We propose to erase information from neural representations by truncating a singular value decomposition of a covariance matrix between the neural representations and the examples representing the information to be removed or protected attributes. The truncation is done by taking the small singular value principal directions (indicating directions that covary less with the protected attribute).
In addition, we also describe a kernel method to solve the same problem. Rather than performing SVD on the covariance matrix, the kernel method performs a series of spectral operations on the kernel matrices of the input neural representations and the protected attributes.
We use the experimental settings from the paper "Null it out: guarding protected attributes by iterative nullspsace projection", as use the algorithm in that paper as a benchmark.
The implementation is available for Python ksal.py and Matlab.
Given an example representation of X in the shape of (number of samples, number of dimensions) with a label of biases Z and an optional label for main purpose Y, ksal.py designed to remove the information of Z and we found it is good at keeping the information about Y. We evaluate the biases before and after debiasing by using different classifiers on the pair of (X, Z), tpr-gap between different populations (p(Y=Y'|X,Z)) and some other popular metrics like WEAT.
Start a new virtual environment:
conda create -n SAL python=3.7 anaconda
conda activate SAL
Install jsonnet from conda-forge and other dependencies from requirement.txt
conda install -c conda-forge jsonnet
pip install -r requirements.txt
Use the following script to download the datasets used in this repository:
./download_data.sh
Download EN library from spaCy
python -m spacy download en
python src/data/to_word2vec_format.py data/embeddings/glove.42B.300d.txt
python src/data/filter_vecs.py \
--input-path data/embeddings/glove.42B.300d.txt \
--output-dir data/embeddings/ \
--top-k 150000 \
--keep-inherently-gendered \
--keep-names
And run the notebook notebook
To run the Word similarity Experiments (table 1)

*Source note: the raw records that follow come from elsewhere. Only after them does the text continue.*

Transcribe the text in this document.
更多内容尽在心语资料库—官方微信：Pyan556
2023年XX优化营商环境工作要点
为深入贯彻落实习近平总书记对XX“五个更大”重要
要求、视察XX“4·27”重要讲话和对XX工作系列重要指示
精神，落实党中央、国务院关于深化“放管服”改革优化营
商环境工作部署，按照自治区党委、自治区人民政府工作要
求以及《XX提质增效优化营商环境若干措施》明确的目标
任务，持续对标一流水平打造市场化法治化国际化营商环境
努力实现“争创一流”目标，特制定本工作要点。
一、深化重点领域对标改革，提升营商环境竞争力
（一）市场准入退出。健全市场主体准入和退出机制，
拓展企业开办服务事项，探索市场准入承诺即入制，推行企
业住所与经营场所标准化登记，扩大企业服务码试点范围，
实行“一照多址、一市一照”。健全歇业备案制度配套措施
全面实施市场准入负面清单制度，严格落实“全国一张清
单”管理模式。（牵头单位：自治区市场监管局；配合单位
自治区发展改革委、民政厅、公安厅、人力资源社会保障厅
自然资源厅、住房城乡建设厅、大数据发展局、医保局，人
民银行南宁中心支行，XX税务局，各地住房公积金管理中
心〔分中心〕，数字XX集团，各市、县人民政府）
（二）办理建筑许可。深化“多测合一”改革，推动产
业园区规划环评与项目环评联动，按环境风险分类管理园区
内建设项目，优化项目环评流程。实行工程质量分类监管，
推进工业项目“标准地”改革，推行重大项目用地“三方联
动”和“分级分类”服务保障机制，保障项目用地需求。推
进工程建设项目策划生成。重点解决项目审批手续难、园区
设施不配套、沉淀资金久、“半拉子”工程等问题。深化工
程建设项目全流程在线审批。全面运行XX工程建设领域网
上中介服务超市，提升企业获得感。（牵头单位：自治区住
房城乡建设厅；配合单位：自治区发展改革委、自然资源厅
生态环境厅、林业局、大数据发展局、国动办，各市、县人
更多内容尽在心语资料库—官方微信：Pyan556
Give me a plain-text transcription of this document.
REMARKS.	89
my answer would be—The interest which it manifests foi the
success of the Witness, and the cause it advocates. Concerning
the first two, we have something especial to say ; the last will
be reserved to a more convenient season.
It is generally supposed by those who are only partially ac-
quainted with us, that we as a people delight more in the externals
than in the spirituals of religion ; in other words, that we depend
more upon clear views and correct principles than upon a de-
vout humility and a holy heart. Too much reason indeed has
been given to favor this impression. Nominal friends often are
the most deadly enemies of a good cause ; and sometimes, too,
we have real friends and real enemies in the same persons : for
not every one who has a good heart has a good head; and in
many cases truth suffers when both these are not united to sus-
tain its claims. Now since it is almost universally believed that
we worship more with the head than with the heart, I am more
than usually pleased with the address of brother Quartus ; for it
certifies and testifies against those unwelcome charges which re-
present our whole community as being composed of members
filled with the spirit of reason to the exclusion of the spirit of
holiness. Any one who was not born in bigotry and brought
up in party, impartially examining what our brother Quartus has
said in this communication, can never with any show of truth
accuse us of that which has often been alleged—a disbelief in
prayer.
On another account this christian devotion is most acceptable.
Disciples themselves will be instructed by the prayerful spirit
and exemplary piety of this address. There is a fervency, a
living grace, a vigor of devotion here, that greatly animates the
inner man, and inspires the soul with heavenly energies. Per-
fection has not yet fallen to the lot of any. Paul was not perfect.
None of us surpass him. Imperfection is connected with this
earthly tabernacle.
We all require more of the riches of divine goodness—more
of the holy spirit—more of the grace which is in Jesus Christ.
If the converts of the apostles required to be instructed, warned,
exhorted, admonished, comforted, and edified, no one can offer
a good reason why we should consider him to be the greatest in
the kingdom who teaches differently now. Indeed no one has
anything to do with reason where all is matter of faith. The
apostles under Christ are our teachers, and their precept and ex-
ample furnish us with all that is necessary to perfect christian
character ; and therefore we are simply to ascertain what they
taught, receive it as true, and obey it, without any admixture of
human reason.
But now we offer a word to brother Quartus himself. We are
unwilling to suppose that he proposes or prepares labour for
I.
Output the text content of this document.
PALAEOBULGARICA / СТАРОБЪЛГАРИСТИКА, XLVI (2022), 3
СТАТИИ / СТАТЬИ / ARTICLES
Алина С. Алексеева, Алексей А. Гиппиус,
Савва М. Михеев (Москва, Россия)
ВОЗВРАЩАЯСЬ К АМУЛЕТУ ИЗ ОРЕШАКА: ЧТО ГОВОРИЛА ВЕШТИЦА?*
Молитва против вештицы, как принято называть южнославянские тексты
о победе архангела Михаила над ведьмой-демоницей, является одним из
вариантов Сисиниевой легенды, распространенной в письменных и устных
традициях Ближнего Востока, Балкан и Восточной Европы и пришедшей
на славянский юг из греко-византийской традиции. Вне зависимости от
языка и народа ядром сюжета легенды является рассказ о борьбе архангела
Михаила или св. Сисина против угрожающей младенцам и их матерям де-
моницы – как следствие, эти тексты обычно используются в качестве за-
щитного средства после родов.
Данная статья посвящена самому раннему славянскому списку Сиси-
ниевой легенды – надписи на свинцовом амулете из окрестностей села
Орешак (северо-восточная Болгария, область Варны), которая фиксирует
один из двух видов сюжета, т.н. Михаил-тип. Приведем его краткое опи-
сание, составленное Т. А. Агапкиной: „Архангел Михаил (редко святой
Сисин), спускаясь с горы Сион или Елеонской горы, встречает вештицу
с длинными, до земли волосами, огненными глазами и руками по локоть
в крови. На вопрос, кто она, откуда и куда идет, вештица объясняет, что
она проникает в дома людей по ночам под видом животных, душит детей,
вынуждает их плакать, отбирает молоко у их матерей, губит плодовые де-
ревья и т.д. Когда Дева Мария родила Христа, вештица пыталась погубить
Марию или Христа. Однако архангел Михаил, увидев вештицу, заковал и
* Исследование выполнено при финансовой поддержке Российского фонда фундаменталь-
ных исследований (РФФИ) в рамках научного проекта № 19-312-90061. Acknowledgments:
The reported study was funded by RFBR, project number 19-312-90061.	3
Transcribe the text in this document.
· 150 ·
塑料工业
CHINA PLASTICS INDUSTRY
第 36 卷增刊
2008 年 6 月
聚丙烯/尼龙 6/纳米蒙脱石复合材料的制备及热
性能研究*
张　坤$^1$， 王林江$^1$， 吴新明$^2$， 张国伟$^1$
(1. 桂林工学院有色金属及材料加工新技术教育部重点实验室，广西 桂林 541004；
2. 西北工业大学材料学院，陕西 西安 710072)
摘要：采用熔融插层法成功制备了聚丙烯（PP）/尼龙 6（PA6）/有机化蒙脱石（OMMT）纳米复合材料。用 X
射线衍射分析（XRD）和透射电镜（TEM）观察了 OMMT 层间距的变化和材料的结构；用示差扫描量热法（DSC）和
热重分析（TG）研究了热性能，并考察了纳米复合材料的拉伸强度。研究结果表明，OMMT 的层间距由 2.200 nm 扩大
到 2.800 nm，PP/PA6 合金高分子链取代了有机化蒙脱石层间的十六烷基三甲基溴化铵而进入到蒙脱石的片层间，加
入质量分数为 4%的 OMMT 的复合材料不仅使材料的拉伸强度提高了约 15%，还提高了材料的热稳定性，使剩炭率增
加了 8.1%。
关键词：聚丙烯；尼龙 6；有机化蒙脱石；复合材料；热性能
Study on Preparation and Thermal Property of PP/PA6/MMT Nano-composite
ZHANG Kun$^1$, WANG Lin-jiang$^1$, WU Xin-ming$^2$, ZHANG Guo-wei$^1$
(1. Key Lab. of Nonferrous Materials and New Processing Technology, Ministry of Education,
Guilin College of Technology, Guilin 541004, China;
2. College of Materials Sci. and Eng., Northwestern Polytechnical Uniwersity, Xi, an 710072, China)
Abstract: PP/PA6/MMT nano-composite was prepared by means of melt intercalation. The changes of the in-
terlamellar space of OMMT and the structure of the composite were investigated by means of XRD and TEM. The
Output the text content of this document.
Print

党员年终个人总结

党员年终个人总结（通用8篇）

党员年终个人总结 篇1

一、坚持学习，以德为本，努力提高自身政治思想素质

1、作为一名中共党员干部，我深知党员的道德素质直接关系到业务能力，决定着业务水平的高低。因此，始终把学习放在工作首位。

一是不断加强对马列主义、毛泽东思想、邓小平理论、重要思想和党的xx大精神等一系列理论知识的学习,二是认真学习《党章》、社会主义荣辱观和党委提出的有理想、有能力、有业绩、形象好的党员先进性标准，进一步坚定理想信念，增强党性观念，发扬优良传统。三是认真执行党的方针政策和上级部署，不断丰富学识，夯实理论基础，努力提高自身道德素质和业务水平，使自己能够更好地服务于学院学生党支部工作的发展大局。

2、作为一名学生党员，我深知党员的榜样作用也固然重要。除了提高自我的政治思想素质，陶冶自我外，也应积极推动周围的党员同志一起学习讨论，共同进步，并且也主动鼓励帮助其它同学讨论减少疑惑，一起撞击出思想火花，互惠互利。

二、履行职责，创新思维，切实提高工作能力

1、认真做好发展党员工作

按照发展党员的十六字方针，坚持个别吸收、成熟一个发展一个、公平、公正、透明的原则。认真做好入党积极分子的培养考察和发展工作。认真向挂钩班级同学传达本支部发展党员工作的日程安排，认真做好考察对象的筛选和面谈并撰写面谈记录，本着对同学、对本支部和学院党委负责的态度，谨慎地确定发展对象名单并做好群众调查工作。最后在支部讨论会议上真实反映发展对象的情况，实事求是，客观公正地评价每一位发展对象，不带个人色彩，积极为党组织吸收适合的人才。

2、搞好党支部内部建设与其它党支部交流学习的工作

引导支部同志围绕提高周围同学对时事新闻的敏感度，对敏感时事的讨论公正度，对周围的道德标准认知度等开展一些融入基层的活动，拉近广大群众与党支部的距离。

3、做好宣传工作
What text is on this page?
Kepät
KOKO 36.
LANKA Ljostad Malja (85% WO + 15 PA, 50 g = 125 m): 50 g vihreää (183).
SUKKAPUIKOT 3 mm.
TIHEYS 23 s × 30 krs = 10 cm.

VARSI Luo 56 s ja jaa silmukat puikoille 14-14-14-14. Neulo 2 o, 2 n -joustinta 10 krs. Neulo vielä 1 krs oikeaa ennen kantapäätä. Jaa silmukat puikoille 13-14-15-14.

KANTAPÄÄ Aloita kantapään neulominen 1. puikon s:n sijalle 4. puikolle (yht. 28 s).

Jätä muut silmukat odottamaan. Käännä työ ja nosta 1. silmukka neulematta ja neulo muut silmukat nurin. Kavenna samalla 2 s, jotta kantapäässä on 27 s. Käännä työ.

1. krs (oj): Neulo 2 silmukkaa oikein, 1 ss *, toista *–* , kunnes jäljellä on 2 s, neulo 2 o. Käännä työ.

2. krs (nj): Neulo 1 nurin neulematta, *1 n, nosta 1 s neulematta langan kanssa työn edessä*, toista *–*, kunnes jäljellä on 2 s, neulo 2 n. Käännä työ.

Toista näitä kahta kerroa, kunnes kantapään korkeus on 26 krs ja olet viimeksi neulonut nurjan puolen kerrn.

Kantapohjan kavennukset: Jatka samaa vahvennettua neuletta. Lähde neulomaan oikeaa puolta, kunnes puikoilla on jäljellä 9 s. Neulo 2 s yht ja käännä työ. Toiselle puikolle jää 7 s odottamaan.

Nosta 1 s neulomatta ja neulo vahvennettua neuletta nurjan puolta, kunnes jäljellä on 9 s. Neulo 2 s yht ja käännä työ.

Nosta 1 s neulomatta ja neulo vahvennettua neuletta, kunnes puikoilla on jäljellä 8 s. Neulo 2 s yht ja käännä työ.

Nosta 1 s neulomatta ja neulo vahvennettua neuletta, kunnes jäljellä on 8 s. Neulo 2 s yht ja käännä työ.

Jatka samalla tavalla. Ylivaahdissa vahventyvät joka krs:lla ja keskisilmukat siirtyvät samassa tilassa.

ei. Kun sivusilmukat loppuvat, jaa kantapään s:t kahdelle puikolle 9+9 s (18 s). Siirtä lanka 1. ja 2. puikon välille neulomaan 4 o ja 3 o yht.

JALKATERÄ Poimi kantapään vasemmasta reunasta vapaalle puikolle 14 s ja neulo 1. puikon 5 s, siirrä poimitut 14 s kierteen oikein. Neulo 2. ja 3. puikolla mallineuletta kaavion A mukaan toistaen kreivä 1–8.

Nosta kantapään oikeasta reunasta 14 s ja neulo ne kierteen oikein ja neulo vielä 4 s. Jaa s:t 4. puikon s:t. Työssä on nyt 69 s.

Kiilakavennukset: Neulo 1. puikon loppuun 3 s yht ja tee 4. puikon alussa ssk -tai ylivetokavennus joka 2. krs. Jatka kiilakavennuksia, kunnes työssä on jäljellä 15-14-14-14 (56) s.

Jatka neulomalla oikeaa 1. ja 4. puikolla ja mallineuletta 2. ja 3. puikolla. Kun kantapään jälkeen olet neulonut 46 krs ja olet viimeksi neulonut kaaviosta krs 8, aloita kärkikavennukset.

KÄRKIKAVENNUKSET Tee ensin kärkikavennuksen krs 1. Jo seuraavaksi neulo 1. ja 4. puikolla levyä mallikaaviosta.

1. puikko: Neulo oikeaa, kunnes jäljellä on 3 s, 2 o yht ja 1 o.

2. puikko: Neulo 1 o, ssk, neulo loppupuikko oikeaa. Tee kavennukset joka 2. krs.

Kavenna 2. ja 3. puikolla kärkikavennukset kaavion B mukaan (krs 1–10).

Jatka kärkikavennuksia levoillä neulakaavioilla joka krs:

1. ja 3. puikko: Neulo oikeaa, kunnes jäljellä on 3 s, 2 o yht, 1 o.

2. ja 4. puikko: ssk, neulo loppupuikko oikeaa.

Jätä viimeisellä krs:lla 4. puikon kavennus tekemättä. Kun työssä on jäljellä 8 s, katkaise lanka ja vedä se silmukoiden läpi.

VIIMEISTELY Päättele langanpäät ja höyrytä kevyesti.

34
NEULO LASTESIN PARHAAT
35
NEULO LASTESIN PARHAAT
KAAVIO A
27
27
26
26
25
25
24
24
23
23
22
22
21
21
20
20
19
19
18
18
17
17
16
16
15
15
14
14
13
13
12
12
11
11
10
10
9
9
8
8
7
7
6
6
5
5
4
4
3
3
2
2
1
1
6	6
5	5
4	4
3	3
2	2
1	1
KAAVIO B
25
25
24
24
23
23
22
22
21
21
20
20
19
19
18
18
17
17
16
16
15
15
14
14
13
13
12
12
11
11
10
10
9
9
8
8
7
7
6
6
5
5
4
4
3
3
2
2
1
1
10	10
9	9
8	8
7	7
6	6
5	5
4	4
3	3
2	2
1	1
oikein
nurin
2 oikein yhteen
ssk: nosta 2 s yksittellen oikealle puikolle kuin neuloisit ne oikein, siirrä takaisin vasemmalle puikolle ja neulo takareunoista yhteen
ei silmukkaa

Please check the notebook notebook for our method, and notebook for INLP
export PYTHONPATH=/path_to/nullspace_projection
./run_deepmoji_debiasing.sh
In order to recreate the evaluation used in the paper, check out the following sal notebook
Assumes the bias-in-bios dataset from De-Arteaga, Maria, et al. 2019 saved at data/biasbios/BIOS.pkl
.
python src/data/create_dataset_biasbios.py \
--input-path data/biasbios/BIOS.pkl \
--output-dir data/biasbios/ \
--vocab-size 250000
./run_bias_bios.sh
Run the BERT experiments in BERT sal notebook
Run the FastText experiments in FastText sal notebook